In his career at Illinois he performed numerous experiments on subatomic particles at the Fermi National Accelerator Laboratory in Batavia, Ill., and at laboratories around the world.
He remained active in the physics world in retirement, and became the editor of the History of Physics Newsletter. He had previously co-edited the collected works of Mr. Fermi and done similar historical work.
Al was often asked to share his knowledge of the dawn of the atomic era. He wrote a number of articles on the topic, contributed to other authors' research, and was regularly interviewed by radio shows such as Studs Terkel's and NPR's All Things Considered whenever there was an anniversary of the first chain reaction or of the dropping of the Hiroshima bomb.
Al remained a committed peace activist and supporter of progressive causes. In the 1980s he served on the executive committee of the Champaign-Urbana SANE/Nuclear Freeze organization. After becoming emeritus he was a precinct committeeman for the Champaign County Democratic Party.
He was an exceptionally inquisitive person, particularly into the varieties of human culture, past and present, and natural environments and environmental issues. He was an inveterate world traveler, and a committed secular internationalist and humanist as well as a scientist.
An indefatigable fisherman, Al loved nothing more than the nearly half century of summers he spent on the Vineyard with his family, his extended family, and colleagues and friends, families, all of whom knew him there as Uncle Al.
Al was a great teacher who for years took children on expeditions to catch fish, net crabs, spear eels and dig clams, all in pursuit of the perfect bouillabaisse. His grandchildren, all of whom imbibed the great sense of curiosity and inquiring spirit that he worked to instill in them, adored him.
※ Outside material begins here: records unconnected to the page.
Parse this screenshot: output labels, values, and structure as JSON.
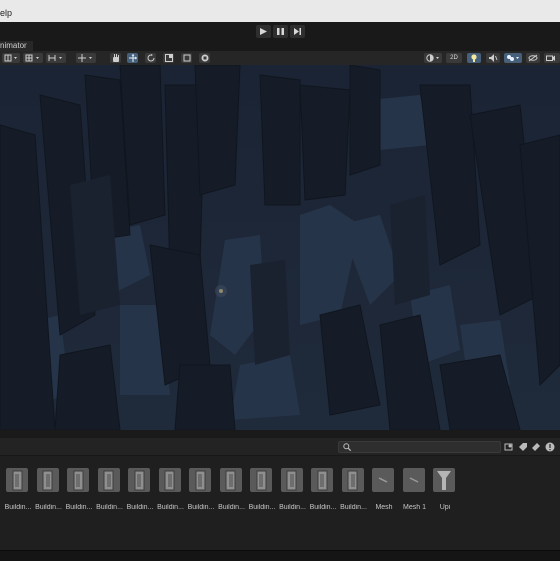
{
  "menubar": {
    "fragment": "elp"
  },
  "playbar": {
    "play_icon": "play-icon",
    "pause_icon": "pause-icon",
    "step_icon": "step-icon"
  },
  "tabs": {
    "animator_label": "nimator"
  },
  "toolbar": {
    "view_2d_label": "2D",
    "tools": [
      "hand-tool-icon",
      "move-tool-icon",
      "rotate-tool-icon",
      "scale-tool-icon",
      "rect-tool-icon",
      "transform-tool-icon"
    ]
  },
  "project": {
    "search_placeholder": "",
    "assets": [
      {
        "name": "Buildin...",
        "icon": "building-icon"
      },
      {
        "name": "Buildin...",
        "icon": "building-icon"
      },
      {
        "name": "Buildin...",
        "icon": "building-icon"
      },
      {
        "name": "Buildin...",
        "icon": "building-icon"
      },
      {
        "name": "Buildin...",
        "icon": "building-icon"
      },
      {
        "name": "Buildin...",
        "icon": "building-icon"
      },
      {
        "name": "Buildin...",
        "icon": "building-icon"
      },
      {
        "name": "Buildin...",
        "icon": "building-icon"
      },
      {
        "name": "Buildin...",
        "icon": "building-icon"
      },
      {
        "name": "Buildin...",
        "icon": "building-icon"
      },
      {
        "name": "Buildin...",
        "icon": "building-icon"
      },
      {
        "name": "Buildin...",
        "icon": "building-icon"
      },
      {
        "name": "Mesh",
        "icon": "mesh-icon"
      },
      {
        "name": "Mesh 1",
        "icon": "mesh-icon"
      },
      {
        "name": "Upi",
        "icon": "upi-icon"
      }
    ]
  },
  "colors": {
    "accent": "#46607a",
    "scene_sky": "#1c2533",
    "panel": "#262626"
  }
}
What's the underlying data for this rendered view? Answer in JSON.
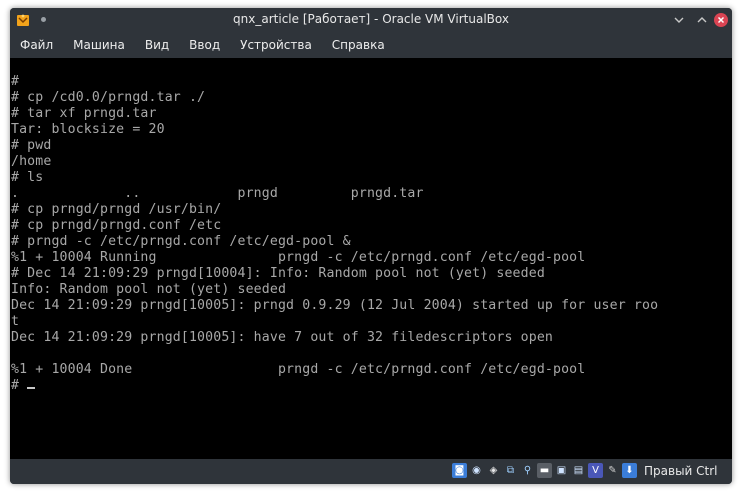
{
  "window": {
    "title": "qnx_article [Работает] - Oracle VM VirtualBox",
    "buttons": {
      "minimize": "⌃",
      "maximize": "⌃",
      "close": "✕"
    }
  },
  "menubar": {
    "items": [
      {
        "label": "Файл"
      },
      {
        "label": "Машина"
      },
      {
        "label": "Вид"
      },
      {
        "label": "Ввод"
      },
      {
        "label": "Устройства"
      },
      {
        "label": "Справка"
      }
    ]
  },
  "terminal": {
    "lines": [
      "#",
      "# cp /cd0.0/prngd.tar ./",
      "# tar xf prngd.tar",
      "Tar: blocksize = 20",
      "# pwd",
      "/home",
      "# ls",
      ".             ..            prngd         prngd.tar",
      "# cp prngd/prngd /usr/bin/",
      "# cp prngd/prngd.conf /etc",
      "# prngd -c /etc/prngd.conf /etc/egd-pool &",
      "%1 + 10004 Running               prngd -c /etc/prngd.conf /etc/egd-pool",
      "# Dec 14 21:09:29 prngd[10004]: Info: Random pool not (yet) seeded",
      "Info: Random pool not (yet) seeded",
      "Dec 14 21:09:29 prngd[10005]: prngd 0.9.29 (12 Jul 2004) started up for user roo",
      "t",
      "Dec 14 21:09:29 prngd[10005]: have 7 out of 32 filedescriptors open",
      "",
      "%1 + 10004 Done                  prngd -c /etc/prngd.conf /etc/egd-pool"
    ],
    "prompt": "# "
  },
  "statusbar": {
    "icons": [
      "hard-disk-icon",
      "optical-drive-icon",
      "audio-icon",
      "network-icon",
      "usb-icon",
      "shared-folders-icon",
      "display-icon",
      "video-capture-icon",
      "virtualization-icon",
      "mouse-integration-icon",
      "keyboard-icon"
    ],
    "host_key": "Правый Ctrl"
  },
  "colors": {
    "window_bg": "#2f343a",
    "terminal_fg": "#a8a8a8",
    "terminal_bg": "#000000",
    "close_button": "#da4453"
  }
}
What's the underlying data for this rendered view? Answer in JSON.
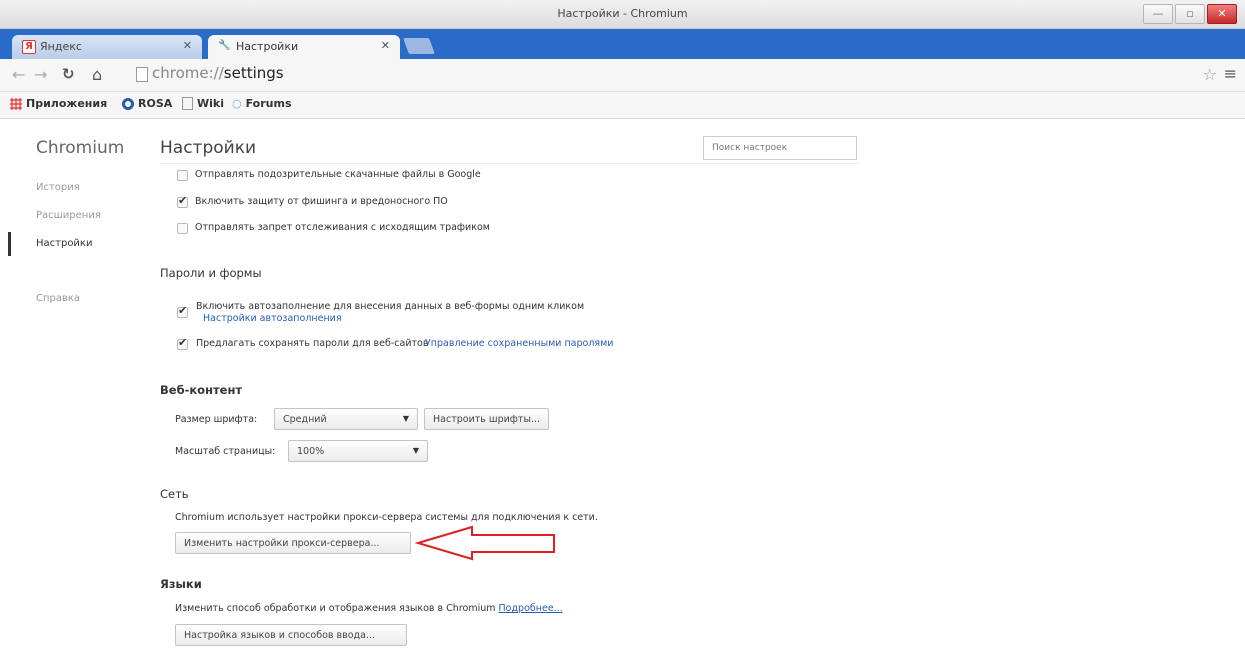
{
  "window": {
    "title": "Настройки - Chromium"
  },
  "tabs": [
    {
      "label": "Яндекс",
      "icon": "yandex-icon"
    },
    {
      "label": "Настройки",
      "icon": "wrench-icon"
    }
  ],
  "toolbar": {
    "url_scheme": "chrome://",
    "url_path": "settings"
  },
  "bookmarks": [
    {
      "label": "Приложения",
      "icon": "apps-icon"
    },
    {
      "label": "ROSA",
      "icon": "rosa-icon"
    },
    {
      "label": "Wiki",
      "icon": "page-icon"
    },
    {
      "label": "Forums",
      "icon": "folder-icon"
    }
  ],
  "sidebar": {
    "title": "Chromium",
    "items": [
      {
        "label": "История"
      },
      {
        "label": "Расширения"
      },
      {
        "label": "Настройки"
      },
      {
        "label": "Справка"
      }
    ]
  },
  "main": {
    "title": "Настройки",
    "search_placeholder": "Поиск настроек",
    "privacy": [
      {
        "label": "Отправлять подозрительные скачанные файлы в Google",
        "checked": false
      },
      {
        "label": "Включить защиту от фишинга и вредоносного ПО",
        "checked": true
      },
      {
        "label": "Отправлять запрет отслеживания с исходящим трафиком",
        "checked": false
      }
    ],
    "passwords": {
      "title": "Пароли и формы",
      "autofill_label": "Включить автозаполнение для внесения данных в веб-формы одним кликом",
      "autofill_link": "Настройки автозаполнения",
      "save_label": "Предлагать сохранять пароли для веб-сайтов",
      "save_link": "Управление сохраненными паролями"
    },
    "webcontent": {
      "title": "Веб-контент",
      "font_size_label": "Размер шрифта:",
      "font_size_value": "Средний",
      "customize_fonts": "Настроить шрифты...",
      "zoom_label": "Масштаб страницы:",
      "zoom_value": "100%"
    },
    "network": {
      "title": "Сеть",
      "description": "Chromium использует настройки прокси-сервера системы для подключения к сети.",
      "proxy_button": "Изменить настройки прокси-сервера..."
    },
    "languages": {
      "title": "Языки",
      "description": "Изменить способ обработки и отображения языков в Chromium",
      "more_link": "Подробнее...",
      "button": "Настройка языков и способов ввода..."
    }
  },
  "colors": {
    "tabstrip": "#2a6ac8",
    "link": "#2a5ab8",
    "annotation_arrow": "#e02020"
  }
}
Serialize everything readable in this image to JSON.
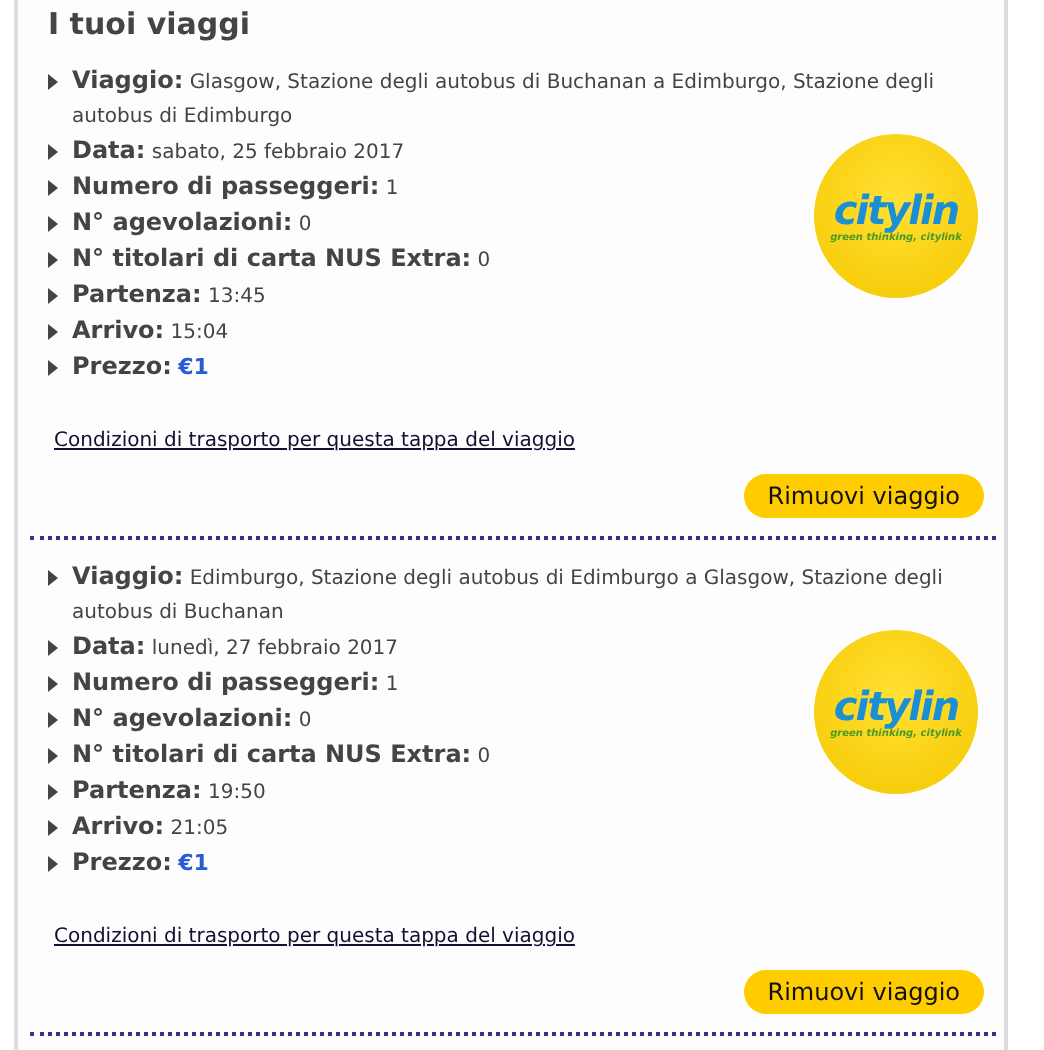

He married Shirley Hier in 1943, and they led an active and loving life as world travelers, parents, grandparents, and colleagues at the University of Illinois, until her death in 1989. In 1992, Al married Alice von Neuman. Al and Alice had a loving marriage that included many trips to exotic locations around the world.
Survivors include his wife; his daughters, Beth Green of Longmeadow and Aquinnah, Jill White of Chicago and Nina Tarr of Urbana, Ill.; his brother, Lee Wattenberg of Minneapolis; nine grandchildren; and two great-grandchildren.
Services were held at Clark-Lindsey Village on Sunday. Interment will be on the Vineyard. A memorial service will be held at the University of Illinois during the fall semester. Memorial contributions can be made to The Trustees of Reservation at Martha's Vineyard.